You can do many things with desktop GIS software such as QGIS, but if you work with spatial data for long, you’ll inevitably want to do something that isn’t available through the software’s interface. If you know how to program, and are clever enough, you can write code that does exactly what you need. Another common scenario is the need to automate a repetitive processing task instead of using the point-and-click method over and over again. Not only is coding more fun and intellectually stimulating than pointing and clicking, but it’s also much more efficient when it comes to repetitive tasks. You have no shortage of languages you could learn and work with, but because Python is used with many GIS software packages, including QGIS and ArcGIS, it’s an excellent language for working with spatial data. It’s also powerful, but at the same time a relatively easy-to-learn language, so that makes it a good choice if you’re starting out with programming.

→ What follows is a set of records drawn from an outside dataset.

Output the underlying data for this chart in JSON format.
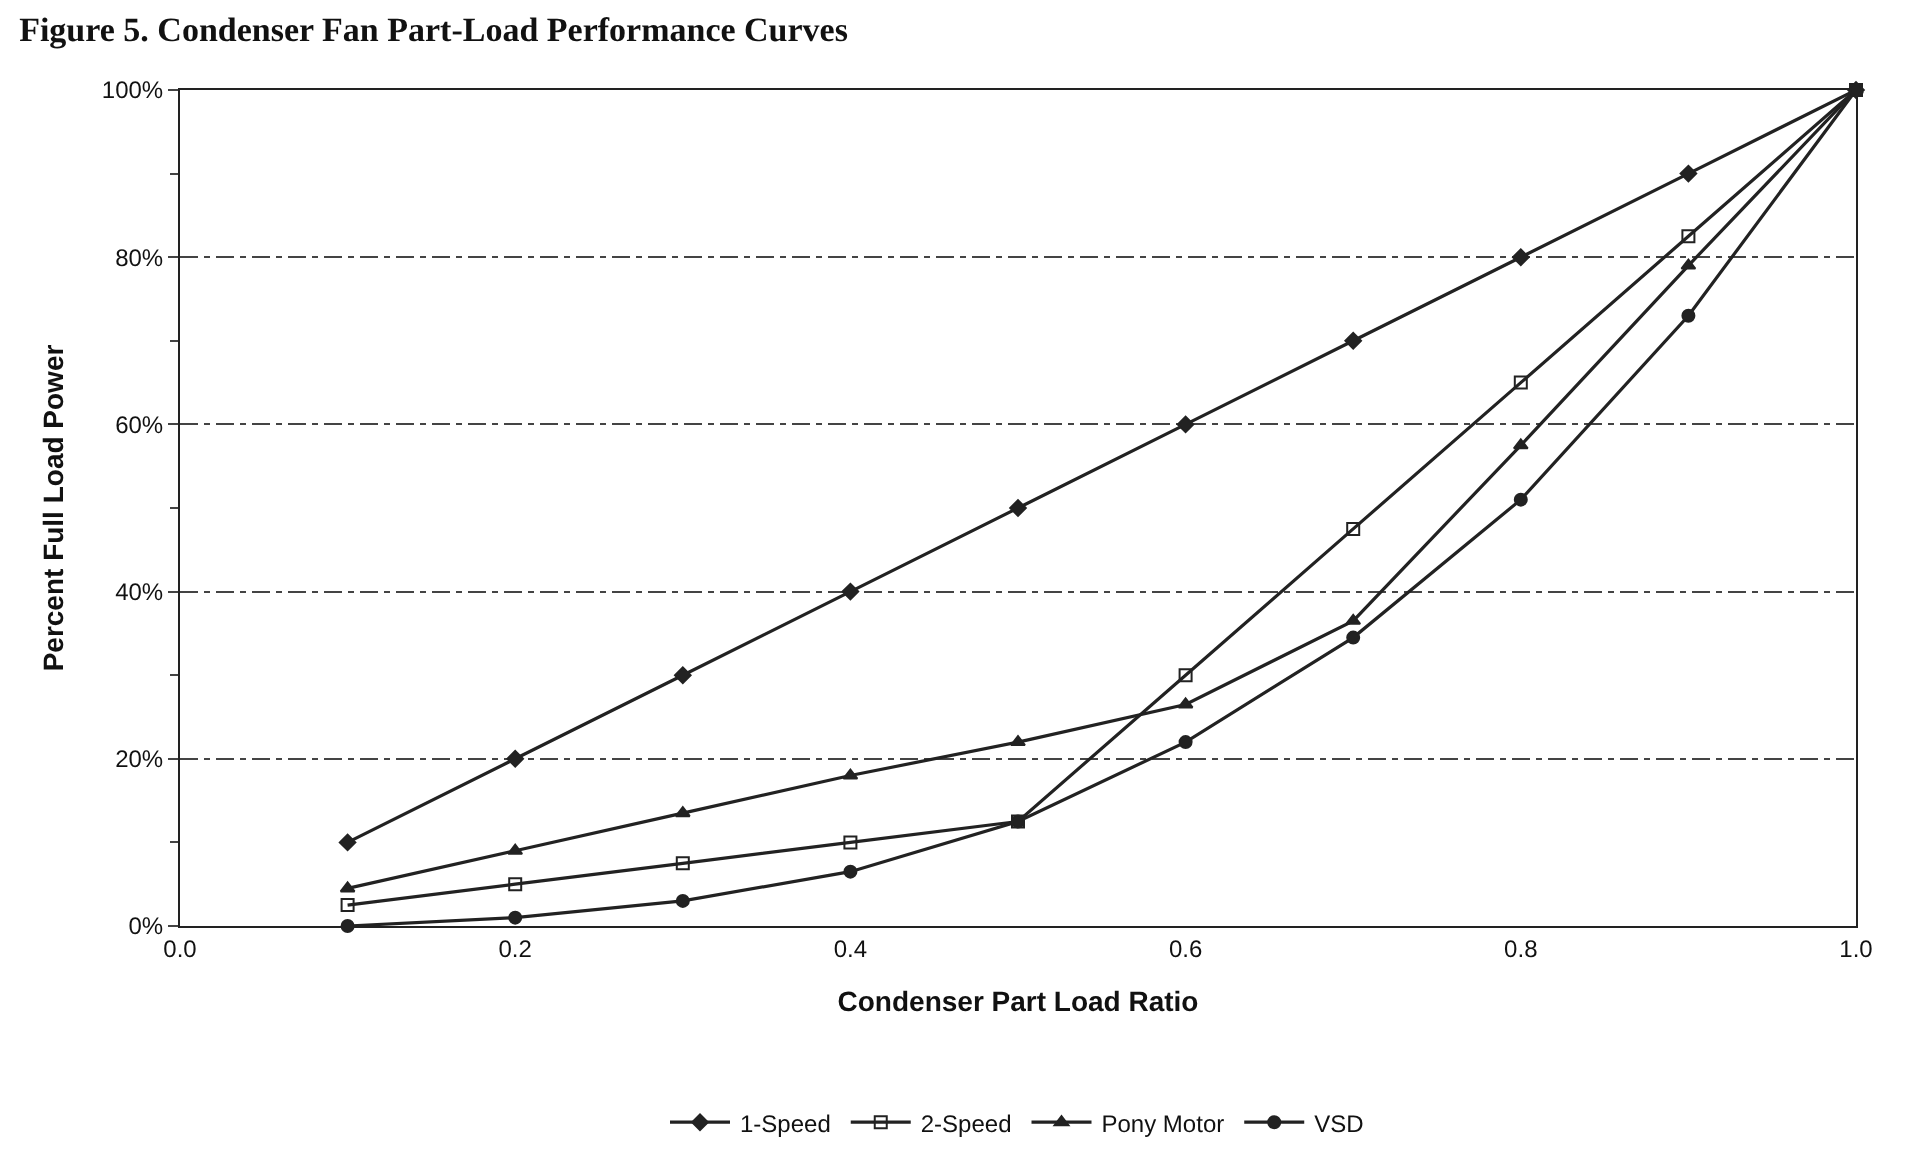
{
  "chart_data": {
    "type": "line",
    "title": "Figure 5. Condenser Fan Part-Load Performance Curves",
    "xlabel": "Condenser Part Load Ratio",
    "ylabel": "Percent Full Load Power",
    "x": [
      0.1,
      0.2,
      0.3,
      0.4,
      0.5,
      0.6,
      0.7,
      0.8,
      0.9,
      1.0
    ],
    "series": [
      {
        "name": "1-Speed",
        "color": "#222222",
        "marker": "diamond",
        "values": [
          10,
          20,
          30,
          40,
          50,
          60,
          70,
          80,
          90,
          100
        ]
      },
      {
        "name": "2-Speed",
        "color": "#222222",
        "marker": "square",
        "values": [
          2.5,
          5,
          7.5,
          10,
          12.5,
          30,
          47.5,
          65,
          82.5,
          100
        ]
      },
      {
        "name": "Pony Motor",
        "color": "#222222",
        "marker": "triangle",
        "values": [
          4.5,
          9,
          13.5,
          18,
          22,
          26.5,
          36.5,
          57.5,
          79,
          100
        ]
      },
      {
        "name": "VSD",
        "color": "#222222",
        "marker": "circle",
        "values": [
          0,
          1,
          3,
          6.5,
          12.5,
          22,
          34.5,
          51,
          73,
          100
        ]
      }
    ],
    "xlim": [
      0,
      1
    ],
    "xticks": [
      {
        "value": 0,
        "label": "0.0"
      },
      {
        "value": 0.2,
        "label": "0.2"
      },
      {
        "value": 0.4,
        "label": "0.4"
      },
      {
        "value": 0.6,
        "label": "0.6"
      },
      {
        "value": 0.8,
        "label": "0.8"
      },
      {
        "value": 1,
        "label": "1.0"
      }
    ],
    "ylim": [
      0,
      100
    ],
    "yticks": [
      {
        "value": 0,
        "label": "0%"
      },
      {
        "value": 20,
        "label": "20%"
      },
      {
        "value": 40,
        "label": "40%"
      },
      {
        "value": 60,
        "label": "60%"
      },
      {
        "value": 80,
        "label": "80%"
      },
      {
        "value": 100,
        "label": "100%"
      }
    ],
    "grid": "y",
    "legend": "bottom",
    "line_style": "solid"
  }
}
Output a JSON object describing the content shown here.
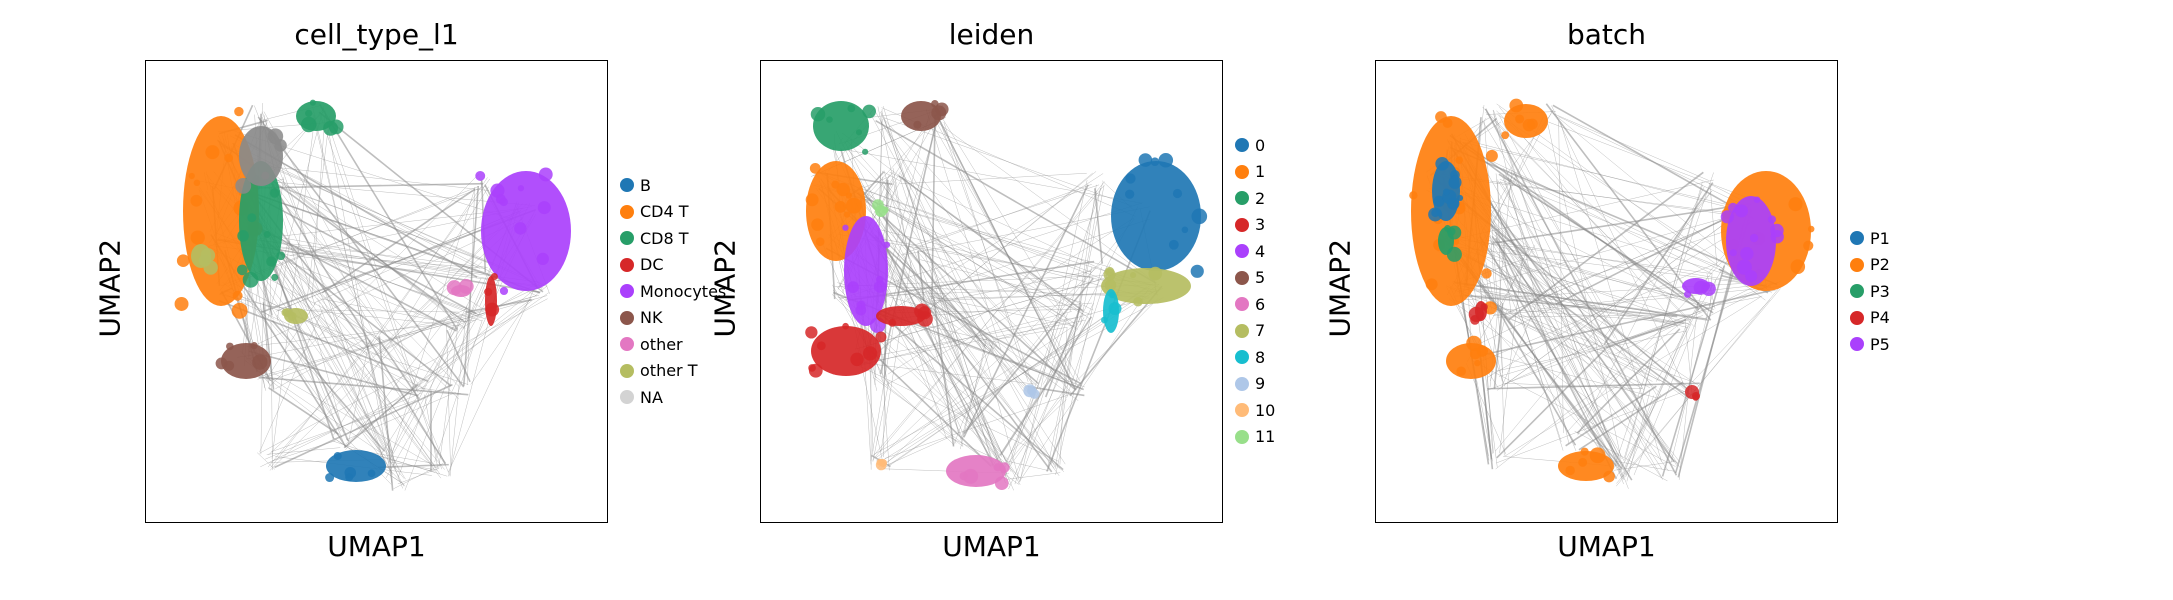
{
  "chart_data": [
    {
      "type": "scatter",
      "title": "cell_type_l1",
      "xlabel": "UMAP1",
      "ylabel": "UMAP2",
      "grid": false,
      "legend_placement": "right",
      "categories": [
        {
          "label": "B",
          "color": "#1f77b4"
        },
        {
          "label": "CD4 T",
          "color": "#ff7f0e"
        },
        {
          "label": "CD8 T",
          "color": "#279e68"
        },
        {
          "label": "DC",
          "color": "#d62728"
        },
        {
          "label": "Monocytes",
          "color": "#aa40fc"
        },
        {
          "label": "NK",
          "color": "#8c564b"
        },
        {
          "label": "other",
          "color": "#e377c2"
        },
        {
          "label": "other T",
          "color": "#b5bd61"
        },
        {
          "label": "NA",
          "color": "#d3d3d3"
        }
      ]
    },
    {
      "type": "scatter",
      "title": "leiden",
      "xlabel": "UMAP1",
      "ylabel": "UMAP2",
      "grid": false,
      "legend_placement": "right",
      "categories": [
        {
          "label": "0",
          "color": "#1f77b4"
        },
        {
          "label": "1",
          "color": "#ff7f0e"
        },
        {
          "label": "2",
          "color": "#279e68"
        },
        {
          "label": "3",
          "color": "#d62728"
        },
        {
          "label": "4",
          "color": "#aa40fc"
        },
        {
          "label": "5",
          "color": "#8c564b"
        },
        {
          "label": "6",
          "color": "#e377c2"
        },
        {
          "label": "7",
          "color": "#b5bd61"
        },
        {
          "label": "8",
          "color": "#17becf"
        },
        {
          "label": "9",
          "color": "#aec7e8"
        },
        {
          "label": "10",
          "color": "#ffbb78"
        },
        {
          "label": "11",
          "color": "#98df8a"
        }
      ]
    },
    {
      "type": "scatter",
      "title": "batch",
      "xlabel": "UMAP1",
      "ylabel": "UMAP2",
      "grid": false,
      "legend_placement": "right",
      "categories": [
        {
          "label": "P1",
          "color": "#1f77b4"
        },
        {
          "label": "P2",
          "color": "#ff7f0e"
        },
        {
          "label": "P3",
          "color": "#279e68"
        },
        {
          "label": "P4",
          "color": "#d62728"
        },
        {
          "label": "P5",
          "color": "#aa40fc"
        }
      ]
    }
  ]
}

Another reason for using Python is that it’s an interpreted language, so programs written in Python will run on any computer with an interpreter, and interpreters exist for any operating system you’re likely to use. To run a Python script, you need the script and an interpreter, which is different from running an .exe file, for example, where you only need one file. But if you have an .exe file, you can only run it under the Windows operating system, which is a bummer if you want to run it on a Mac or Linux. However, if you have a Python script, you can run it anywhere that has an interpreter, so you’re no longer limited to a single operating system.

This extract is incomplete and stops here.